On Feb. 16, it certainly felt as though spring had sprung on Drexel University’s campus. Midterms had come and gone, the sun was shining, and the bleak winter months were already beginning to fade into the background. While these spring feelings tend to be associated with new beginnings and hope for the future, this day for Drexel basketball was more about looking back and reflecting on the careers and contributions of their senior team members, who were playing their last game in front of their home fans at the Daskalakis Athletic Center.
Prior to tipoff, the five senior players, Major Canady, Rodney Williams, John Moran, Mohamed Bah and Elgin Ford Jr., as well as two managers, Talia Epstein and Hayley McKnight, were honored with introductions over the PA system and presented with framed photographs commemorating the contributions that they have made to the Drexel basketball program. In a classy move, head coach Zach Spiker capped off the night’s festivities by starting all five of these seniors to the delight of all in attendance.
And while all the seniors received a raucous reception from an above-average crowd gathered in the student section, one name above all others received extra buzz from the stands. Big man Rodney Williams has quietly put together a career worthy of all-time acclaim, capped off by a truly stellar senior campaign. This 2016-2017 season has resulted in a stat line that ranks in the top 10 in the league in scoring (sixth), rebounding (seventh), field goal percentage (second) and blocks (ninth).
So, it seemed only fitting that the opening possession for the Dragons on the offensive end was focused on getting Williams the ball, a gesture that he reciprocated by taking the pass on the left wing, driving middle, and sinking a right-handed layup with relative ease.
Their guests James Madison University, however, were not afraid to spoil any sort of party for Williams and Drexel, using their big men Tom Vodanovich and Ivan Lucic to pound the ball inside and relying on steady free throw shooting for much of their offense. On the other end, Joey McLean did his best Patrick Beverley impression, dogging freshman Kurk Lee the entire length of the court and clearly frustrating the point guard with his constant activity.

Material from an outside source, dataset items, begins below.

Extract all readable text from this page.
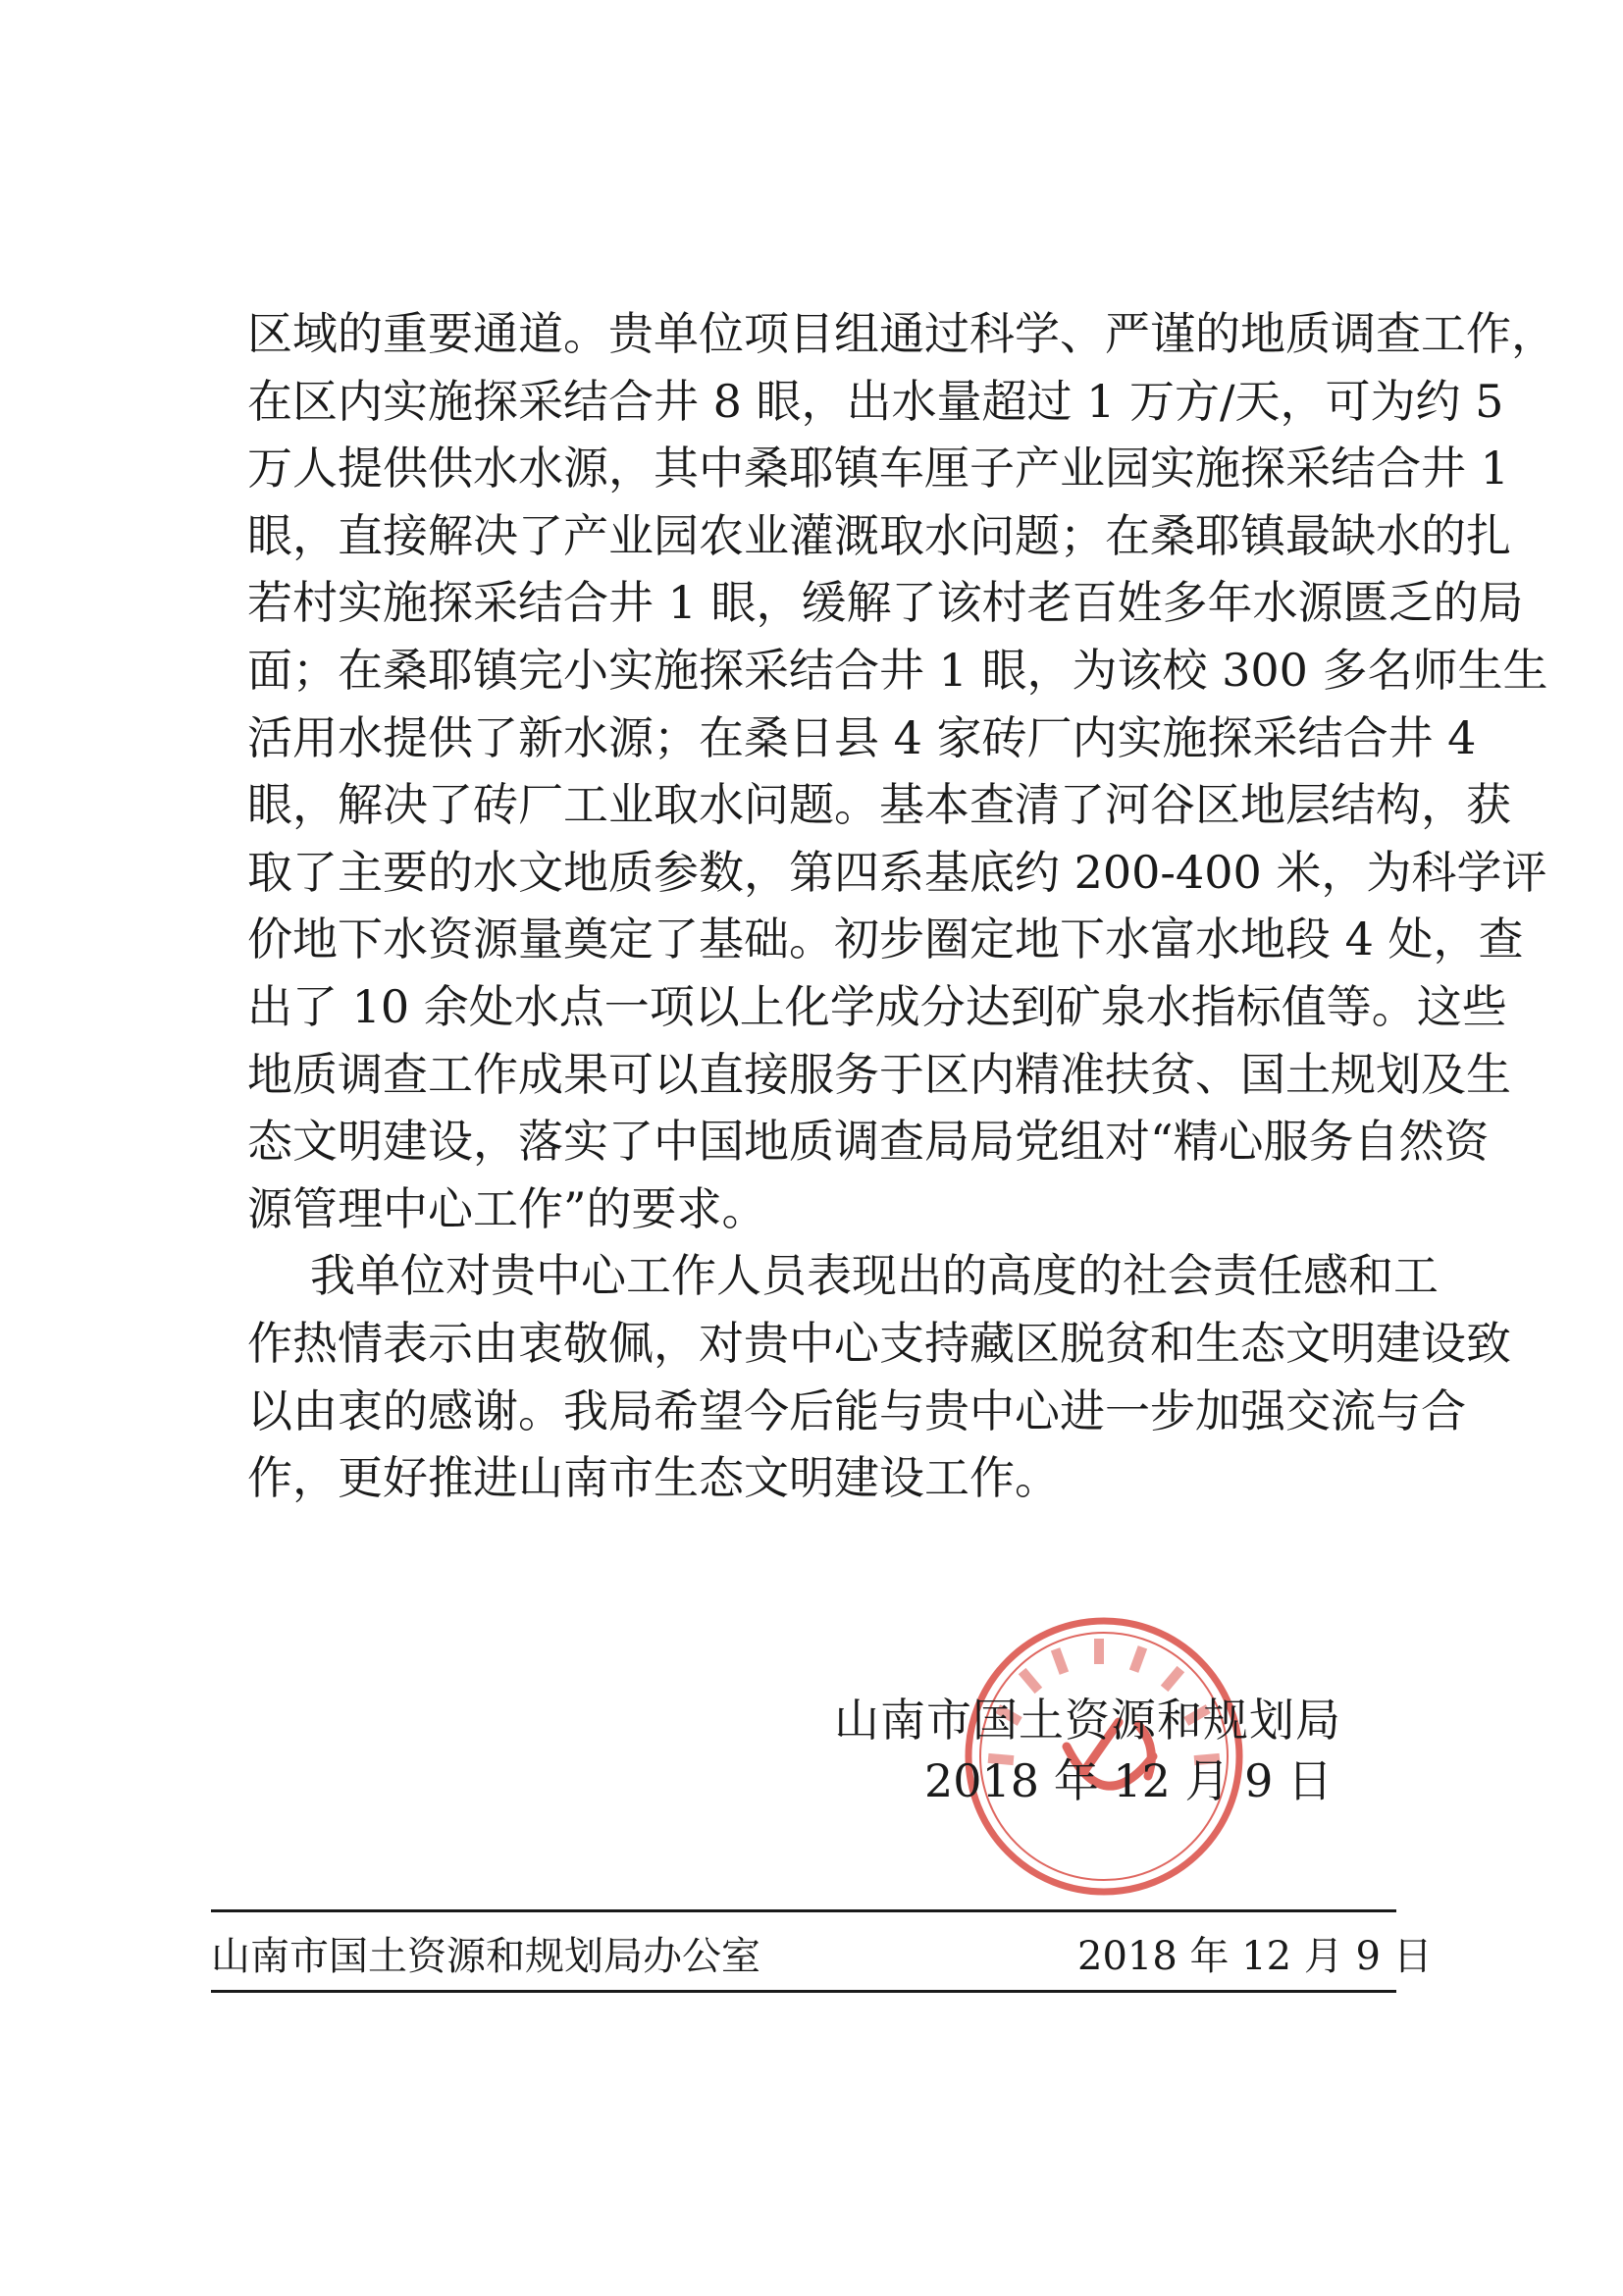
区域的重要通道。贵单位项目组通过科学、严谨的地质调查工作，
在区内实施探采结合井 8 眼，出水量超过 1 万方/天，可为约 5
万人提供供水水源，其中桑耶镇车厘子产业园实施探采结合井 1
眼，直接解决了产业园农业灌溉取水问题；在桑耶镇最缺水的扎
若村实施探采结合井 1 眼，缓解了该村老百姓多年水源匮乏的局
面；在桑耶镇完小实施探采结合井 1 眼，为该校 300 多名师生生
活用水提供了新水源；在桑日县 4 家砖厂内实施探采结合井 4
眼，解决了砖厂工业取水问题。基本查清了河谷区地层结构，获
取了主要的水文地质参数，第四系基底约 200-400 米，为科学评
价地下水资源量奠定了基础。初步圈定地下水富水地段 4 处，查
出了 10 余处水点一项以上化学成分达到矿泉水指标值等。这些
地质调查工作成果可以直接服务于区内精准扶贫、国土规划及生
态文明建设，落实了中国地质调查局局党组对“精心服务自然资
源管理中心工作”的要求。
我单位对贵中心工作人员表现出的高度的社会责任感和工
作热情表示由衷敬佩，对贵中心支持藏区脱贫和生态文明建设致
以由衷的感谢。我局希望今后能与贵中心进一步加强交流与合
作，更好推进山南市生态文明建设工作。
山南市国土资源和规划局
2018 年 12 月 9 日
山南市国土资源和规划局办公室	2018 年 12 月 9 日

As has often been the case this season, Drexel’s offensive story very closely mirrored the activity of its best player and ball handler, Lee. As the first half waned, he was able to wriggle free to knock down a trio of three pointers, sparking momentum that he and his teammates carried into the second. A stellar series of a runner, three from the top of the key, and deflection on the defensive end in successive possessions early on in that frame seemingly ignited him to do what he does best: create for his teammates.
At the 12:15 mark, Lee sparked a break leading to an and-1 for senior Mohamed Bah. Then, after Rodney Williams whipped across-court pass for one of junior Sammy Mojica’s four three-pointers, Lee continued the assist party with a feed to a wide open freshman Sam Green in the corner for yet another triple.
In the coaching chess match that is ever-present behind the scenes of a Division I contest, JMU head coach Louis Rowe appeared to make the decisive move with 6 minutes remaining. Seeing a surging Dragons attack, Rowe responded by putting back on his full court press that had so thoroughly discouraged Kurk Lee in the first. The impact was immediate: a quick turnover and score, a jump ball, and another near turnover tangibly altered the momentum of the game.
With the Dragons left struggling to get the ball into their playmaker’s hands and get across half court, they would see their offense slump for a stretch in the final 5 minutes of the game that resulted in no field goals over the final 6:40 of the contest.
With offensive inefficiency at this alarmingly high of a rate, unfortunately no amount of good karma from Senior Day could save them. When sent to the line, the Dukes closed out the contest unfazed and saw three-point attempt after three-point attempt for the home team catch iron. The final: an emotional 70-64 loss for the Dragons.
After dropping their season finale in an ugly game with the College of Charleston 80-67, the Dragons now find themselves looking their basketball mortality square in the eyes. No. 10-seeded Drexel had a few days to gather their thoughts and energy before having a chance at redemption against none other than the seventh-seeded James Madison Dukes on Friday, March 3. If Zach Spiker and the Dragons hope to salvage their season with a tournament run, the time for action is now.